Todos esses modelos foram usados para receber guindastes, escavadeiras, bate-estacas e compressores, além de conversões para niveladoras, rolos e espargidores de asfalto. Descobriu-se então que uma camada de concreto asfáltico devidamente compactada tinha durabilidade maior que a mesma espessura de brita e uma camada de binder. Assim, nasceu a acabadora de asfalto, cuja função era lançar o concreto asfáltico pré-misturado na via.

Nessa época, foram também utilizados pavimentos em concreto, que aceleraram o desenvolvimento de betoneiras móveis, que misturavam o concreto no local, evitando os problemas decorrentes do transporte.

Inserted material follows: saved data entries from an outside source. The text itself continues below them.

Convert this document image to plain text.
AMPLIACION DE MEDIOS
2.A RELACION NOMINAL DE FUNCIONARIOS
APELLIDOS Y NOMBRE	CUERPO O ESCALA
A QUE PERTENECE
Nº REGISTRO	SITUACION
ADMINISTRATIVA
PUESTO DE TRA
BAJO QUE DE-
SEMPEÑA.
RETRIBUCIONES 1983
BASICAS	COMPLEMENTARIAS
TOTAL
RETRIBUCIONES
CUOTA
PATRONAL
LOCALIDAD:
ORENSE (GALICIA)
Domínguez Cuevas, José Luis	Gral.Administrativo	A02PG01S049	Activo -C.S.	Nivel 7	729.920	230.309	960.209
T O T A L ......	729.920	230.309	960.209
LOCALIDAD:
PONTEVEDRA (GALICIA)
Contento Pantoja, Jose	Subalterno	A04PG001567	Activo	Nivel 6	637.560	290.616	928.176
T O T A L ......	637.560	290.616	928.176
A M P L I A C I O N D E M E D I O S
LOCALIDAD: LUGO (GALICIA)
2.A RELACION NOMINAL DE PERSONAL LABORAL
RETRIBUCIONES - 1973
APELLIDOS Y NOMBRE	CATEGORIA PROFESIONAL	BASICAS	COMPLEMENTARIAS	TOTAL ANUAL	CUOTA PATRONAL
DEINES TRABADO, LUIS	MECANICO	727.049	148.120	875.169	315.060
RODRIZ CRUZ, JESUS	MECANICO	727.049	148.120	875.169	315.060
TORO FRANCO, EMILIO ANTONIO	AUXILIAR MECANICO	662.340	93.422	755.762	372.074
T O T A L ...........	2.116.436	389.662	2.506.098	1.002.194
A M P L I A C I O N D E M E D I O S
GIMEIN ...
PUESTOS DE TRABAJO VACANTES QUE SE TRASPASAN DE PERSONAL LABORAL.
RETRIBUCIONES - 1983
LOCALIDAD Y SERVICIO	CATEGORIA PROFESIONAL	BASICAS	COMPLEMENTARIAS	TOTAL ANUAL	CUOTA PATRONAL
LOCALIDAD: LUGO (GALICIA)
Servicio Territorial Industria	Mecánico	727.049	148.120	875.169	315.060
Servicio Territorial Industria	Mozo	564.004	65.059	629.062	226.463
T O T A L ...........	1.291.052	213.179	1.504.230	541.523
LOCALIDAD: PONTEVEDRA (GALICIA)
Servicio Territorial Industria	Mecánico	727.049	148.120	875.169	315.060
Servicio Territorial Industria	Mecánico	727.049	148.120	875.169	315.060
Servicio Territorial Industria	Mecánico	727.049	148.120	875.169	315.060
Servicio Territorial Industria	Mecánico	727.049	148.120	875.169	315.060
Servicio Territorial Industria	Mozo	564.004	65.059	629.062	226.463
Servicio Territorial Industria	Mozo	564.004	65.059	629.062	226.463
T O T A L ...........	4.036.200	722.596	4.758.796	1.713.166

As características desses equipamentos eram as mesmas que já vinham sendo utilizadas, agregando-se caçambas para abastecimento e pás no interior do tambor, melhorando-se os sistemas de descarga.

Posteriormente (a partir de 1920, nos Estados Unidos, e de 1930, na Europa), foram criadas centrais dosadoras maiores, com pesagem automática dos componentes. As formas laterais de madeira deram lugar a formas metálicas com trilhos, ao longo dos quais podiam se deslocar vigas transversais para acabamento. As primeiras soluções foram produzidas pela Blaw-Knox e pela Weitz.

Os primeiros caminhões betoneira também surgiram nessa época. Com capacidade de 0,75 m3, o primeiro foi produzido pela Rex, em 1922. As soluções foram variando ao longo do tempo, com portas de carga e descarga, basculamento do balão e, finalmente, abastecimento e descarga pela extremidade aberta do equipamento.

Ocorreram também aperfeiçoamentos em outros equipamentos, como as vassouras mecânicas, que passaram a ser puxadas por um caminhão ou trator, ao invés de cavalos. Foram criadas ainda algumas unidades autopropelidas menores como, por exemplo, a fabricada por Robert Breining na Alemanha, que era acionada por um motor Deutz de um cilindro.